Outros levantamentos com projeções mais recentes apontam que essa comunidade pode já ultrapassar 263 mil brasileiros residentes no país vizinho, conforme dados de fontes oficiais e registros consulares que vêm sendo compilados.
Motivações econômicas e sociais
Especialistas em migração apontam que o principal motor desse movimento é econômico e social, incluindo:
- Carga tributária e custos de vida mais baixos no Paraguai.
- Processos de migração relativamente mais simples.
- Atração por oportunidades empresariais e de estudo.
Além das facilidades migratórias, o desempenho econômico do Paraguai tem sido um dos principais atrativos para brasileiros, segundo dados de organismos internacionais como o Fundo Monetário Internacional (FMI), o Banco Mundial e o Banco Central do Paraguai.

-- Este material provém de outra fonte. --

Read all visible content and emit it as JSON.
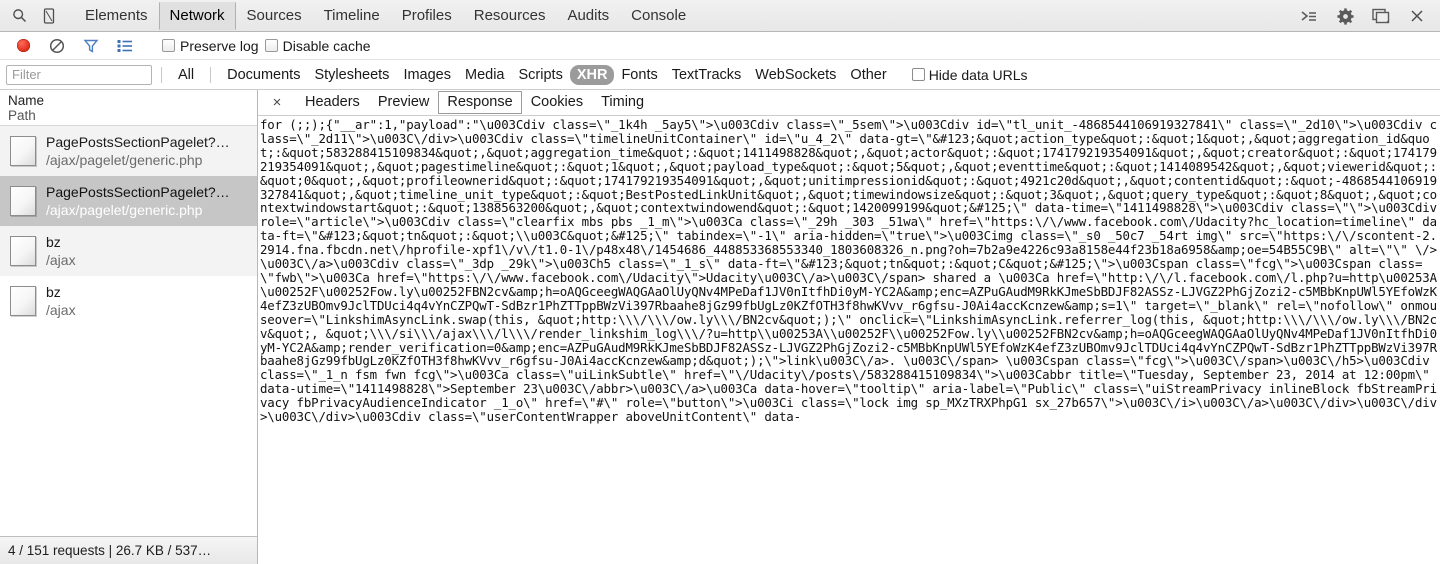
{
  "toolbar": {
    "icons": [
      {
        "name": "search-icon",
        "label": "Search"
      },
      {
        "name": "device-mode-icon",
        "label": "Toggle device mode"
      }
    ],
    "panels": [
      {
        "label": "Elements",
        "selected": false
      },
      {
        "label": "Network",
        "selected": true
      },
      {
        "label": "Sources",
        "selected": false
      },
      {
        "label": "Timeline",
        "selected": false
      },
      {
        "label": "Profiles",
        "selected": false
      },
      {
        "label": "Resources",
        "selected": false
      },
      {
        "label": "Audits",
        "selected": false
      },
      {
        "label": "Console",
        "selected": false
      }
    ],
    "right_icons": [
      {
        "name": "show-drawer-icon",
        "label": "Show console drawer"
      },
      {
        "name": "gear-icon",
        "label": "Settings"
      },
      {
        "name": "dock-side-icon",
        "label": "Dock side"
      },
      {
        "name": "close-icon",
        "label": "Close"
      }
    ]
  },
  "subbar": {
    "record_label": "Record",
    "clear_label": "Clear",
    "filter_label": "Filter",
    "group_label": "Group by frame",
    "preserve_log": {
      "label": "Preserve log",
      "checked": false
    },
    "disable_cache": {
      "label": "Disable cache",
      "checked": false
    }
  },
  "filterbar": {
    "filter_placeholder": "Filter",
    "filter_value": "",
    "types": [
      {
        "label": "All",
        "selected": false
      },
      {
        "label": "Documents",
        "selected": false
      },
      {
        "label": "Stylesheets",
        "selected": false
      },
      {
        "label": "Images",
        "selected": false
      },
      {
        "label": "Media",
        "selected": false
      },
      {
        "label": "Scripts",
        "selected": false
      },
      {
        "label": "XHR",
        "selected": true
      },
      {
        "label": "Fonts",
        "selected": false
      },
      {
        "label": "TextTracks",
        "selected": false
      },
      {
        "label": "WebSockets",
        "selected": false
      },
      {
        "label": "Other",
        "selected": false
      }
    ],
    "hide_data_urls": {
      "label": "Hide data URLs",
      "checked": false
    }
  },
  "requests": {
    "columns": {
      "name": "Name",
      "path": "Path"
    },
    "rows": [
      {
        "name": "PagePostsSectionPagelet?…",
        "path": "/ajax/pagelet/generic.php",
        "selected": false,
        "alt": true
      },
      {
        "name": "PagePostsSectionPagelet?…",
        "path": "/ajax/pagelet/generic.php",
        "selected": true,
        "alt": false
      },
      {
        "name": "bz",
        "path": "/ajax",
        "selected": false,
        "alt": true
      },
      {
        "name": "bz",
        "path": "/ajax",
        "selected": false,
        "alt": false
      }
    ]
  },
  "detail": {
    "close_label": "×",
    "tabs": [
      {
        "label": "Headers",
        "selected": false
      },
      {
        "label": "Preview",
        "selected": false
      },
      {
        "label": "Response",
        "selected": true
      },
      {
        "label": "Cookies",
        "selected": false
      },
      {
        "label": "Timing",
        "selected": false
      }
    ],
    "response_text": "for (;;);{\"__ar\":1,\"payload\":\"\\u003Cdiv class=\\\"_1k4h _5ay5\\\">\\u003Cdiv class=\\\"_5sem\\\">\\u003Cdiv id=\\\"tl_unit_-4868544106919327841\\\" class=\\\"_2d10\\\">\\u003Cdiv class=\\\"_2d11\\\">\\u003C\\/div>\\u003Cdiv class=\\\"timelineUnitContainer\\\" id=\\\"u_4_2\\\" data-gt=\\\"&#123;&quot;action_type&quot;:&quot;1&quot;,&quot;aggregation_id&quot;:&quot;583288415109834&quot;,&quot;aggregation_time&quot;:&quot;1411498828&quot;,&quot;actor&quot;:&quot;174179219354091&quot;,&quot;creator&quot;:&quot;174179219354091&quot;,&quot;pagestimeline&quot;:&quot;1&quot;,&quot;payload_type&quot;:&quot;5&quot;,&quot;eventtime&quot;:&quot;1414089542&quot;,&quot;viewerid&quot;:&quot;0&quot;,&quot;profileownerid&quot;:&quot;174179219354091&quot;,&quot;unitimpressionid&quot;:&quot;4921c20d&quot;,&quot;contentid&quot;:&quot;-4868544106919327841&quot;,&quot;timeline_unit_type&quot;:&quot;BestPostedLinkUnit&quot;,&quot;timewindowsize&quot;:&quot;3&quot;,&quot;query_type&quot;:&quot;8&quot;,&quot;contextwindowstart&quot;:&quot;1388563200&quot;,&quot;contextwindowend&quot;:&quot;1420099199&quot;&#125;\\\" data-time=\\\"1411498828\\\">\\u003Cdiv class=\\\"\\\">\\u003Cdiv role=\\\"article\\\">\\u003Cdiv class=\\\"clearfix mbs pbs _1_m\\\">\\u003Ca class=\\\"_29h _303 _51wa\\\" href=\\\"https:\\/\\/www.facebook.com\\/Udacity?hc_location=timeline\\\" data-ft=\\\"&#123;&quot;tn&quot;:&quot;\\\\u003C&quot;&#125;\\\" tabindex=\\\"-1\\\" aria-hidden=\\\"true\\\">\\u003Cimg class=\\\"_s0 _50c7 _54rt img\\\" src=\\\"https:\\/\\/scontent-2.2914.fna.fbcdn.net\\/hprofile-xpf1\\/v\\/t1.0-1\\/p48x48\\/1454686_448853368553340_1803608326_n.png?oh=7b2a9e4226c93a8158e44f23b18a6958&amp;oe=54B55C9B\\\" alt=\\\"\\\" \\/>\\u003C\\/a>\\u003Cdiv class=\\\"_3dp _29k\\\">\\u003Ch5 class=\\\"_1_s\\\" data-ft=\\\"&#123;&quot;tn&quot;:&quot;C&quot;&#125;\\\">\\u003Cspan class=\\\"fcg\\\">\\u003Cspan class=\\\"fwb\\\">\\u003Ca href=\\\"https:\\/\\/www.facebook.com\\/Udacity\\\">Udacity\\u003C\\/a>\\u003C\\/span> shared a \\u003Ca href=\\\"http:\\/\\/l.facebook.com\\/l.php?u=http\\u00253A\\u00252F\\u00252Fow.ly\\u00252FBN2cv&amp;h=oAQGceegWAQGAaOlUyQNv4MPeDaf1JV0nItfhDi0yM-YC2A&amp;enc=AZPuGAudM9RkKJmeSbBDJF82ASSz-LJVGZ2PhGjZozi2-c5MBbKnpUWl5YEfoWzK4efZ3zUBOmv9JclTDUci4q4vYnCZPQwT-SdBzr1PhZTTppBWzVi397Rbaahe8jGz99fbUgLz0KZfOTH3f8hwKVvv_r6gfsu-J0Ai4accKcnzew&amp;s=1\\\" target=\\\"_blank\\\" rel=\\\"nofollow\\\" onmouseover=\\\"LinkshimAsyncLink.swap(this, &quot;http:\\\\\\/\\\\\\/ow.ly\\\\\\/BN2cv&quot;);\\\" onclick=\\\"LinkshimAsyncLink.referrer_log(this, &quot;http:\\\\\\/\\\\\\/ow.ly\\\\\\/BN2cv&quot;, &quot;\\\\\\/si\\\\\\/ajax\\\\\\/l\\\\\\/render_linkshim_log\\\\\\/?u=http\\\\u00253A\\\\u00252F\\\\u00252Fow.ly\\\\u00252FBN2cv&amp;h=oAQGceegWAQGAaOlUyQNv4MPeDaf1JV0nItfhDi0yM-YC2A&amp;render_verification=0&amp;enc=AZPuGAudM9RkKJmeSbBDJF82ASSz-LJVGZ2PhGjZozi2-c5MBbKnpUWl5YEfoWzK4efZ3zUBOmv9JclTDUci4q4vYnCZPQwT-SdBzr1PhZTTppBWzVi397Rbaahe8jGz99fbUgLz0KZfOTH3f8hwKVvv_r6gfsu-J0Ai4accKcnzew&amp;d&quot;);\\\">link\\u003C\\/a>. \\u003C\\/span> \\u003Cspan class=\\\"fcg\\\">\\u003C\\/span>\\u003C\\/h5>\\u003Cdiv class=\\\"_1_n fsm fwn fcg\\\">\\u003Ca class=\\\"uiLinkSubtle\\\" href=\\\"\\/Udacity\\/posts\\/583288415109834\\\">\\u003Cabbr title=\\\"Tuesday, September 23, 2014 at 12:00pm\\\" data-utime=\\\"1411498828\\\">September 23\\u003C\\/abbr>\\u003C\\/a>\\u003Ca data-hover=\\\"tooltip\\\" aria-label=\\\"Public\\\" class=\\\"uiStreamPrivacy inlineBlock fbStreamPrivacy fbPrivacyAudienceIndicator _1_o\\\" href=\\\"#\\\" role=\\\"button\\\">\\u003Ci class=\\\"lock img sp_MXzTRXPhpG1 sx_27b657\\\">\\u003C\\/i>\\u003C\\/a>\\u003C\\/div>\\u003C\\/div>\\u003C\\/div>\\u003Cdiv class=\\\"userContentWrapper aboveUnitContent\\\" data-"
  },
  "statusbar": {
    "text": "4 / 151 requests | 26.7 KB / 537…"
  }
}
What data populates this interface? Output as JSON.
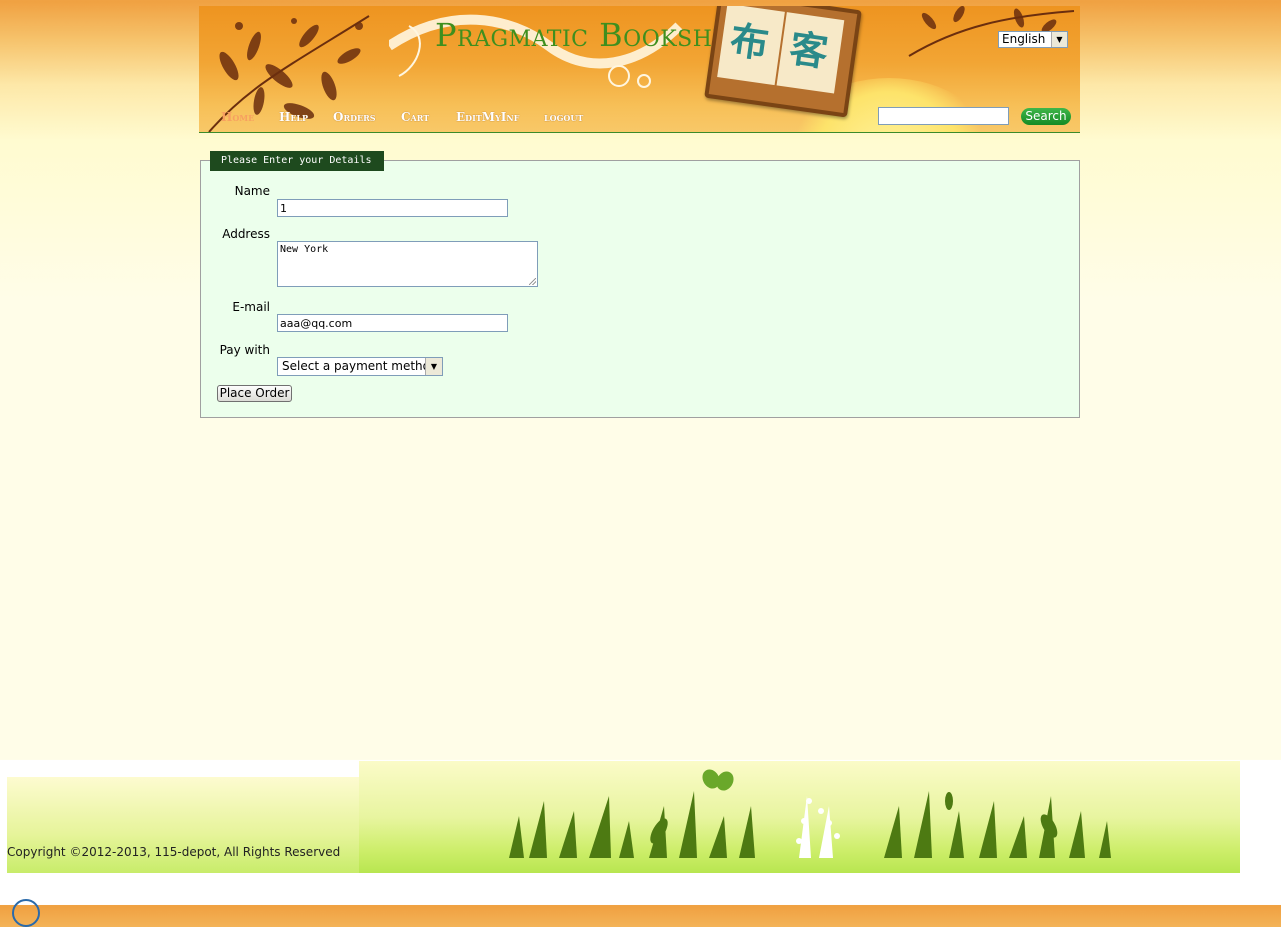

Nos últimos anos, o Paraguai vem registrando crescimento econômico consistente, com inflação controlada, baixo nível de endividamento público e ambiente favorável aos negócios. O país mantém uma das menores cargas tributárias da América do Sul, com imposto de renda pessoal e corporativo fixado em 10%, o que favorece investidores, empreendedores e trabalhadores autônomos.
Outro fator relevante é a estabilidade macroeconômica. Diferentemente do Brasil, que enfrenta oscilações frequentes na inflação, juros elevados e aumento do custo de vida, o Paraguai tem conseguido manter taxas de juros mais previsíveis, moeda relativamente estável e crescimento acima da média regional em diversos períodos recentes.
Dados do Banco Mundial indicam que o Paraguai apresenta baixo déficit fiscal e uma das menores dívidas públicas em relação ao PIB na América Latina, o que amplia a confiança de investidores estrangeiros e reduz riscos econômicos de longo prazo.
O custo de vida mais baixo, especialmente em áreas como moradia, alimentação, energia elétrica e combustíveis, também pesa na decisão de brasileiros que buscam maior poder de compra e qualidade de vida. A energia barata, impulsionada pela Usina de Itaipu, é apontada como um diferencial estratégico para o setor produtivo.
Especialistas ressaltam que, embora o Paraguai tenha desafios estruturais, o cenário econômico atual é considerado mais previsível e menos burocrático que o brasileiro, o que ajuda a explicar o aumento contínuo de brasileiros que escolhem o país como destino para morar, investir ou empreender.
Contexto regional
A migração entre países do Mercosul não é algo novo: desde a década de 1990, acordos e facilidades dentro do bloco facilitaram o trânsito e a residência de cidadãos entre Brasil, Paraguai, Argentina e Uruguai, contribuindo para movimentos migratórios principalmente nas regiões de fronteira.
O aumento de brasileiros pedindo residência no Paraguai é um fenômeno real, mensurável e baseado em dados oficiais, impulsionado por fatores econômicos, educacionais e de qualidade de vida.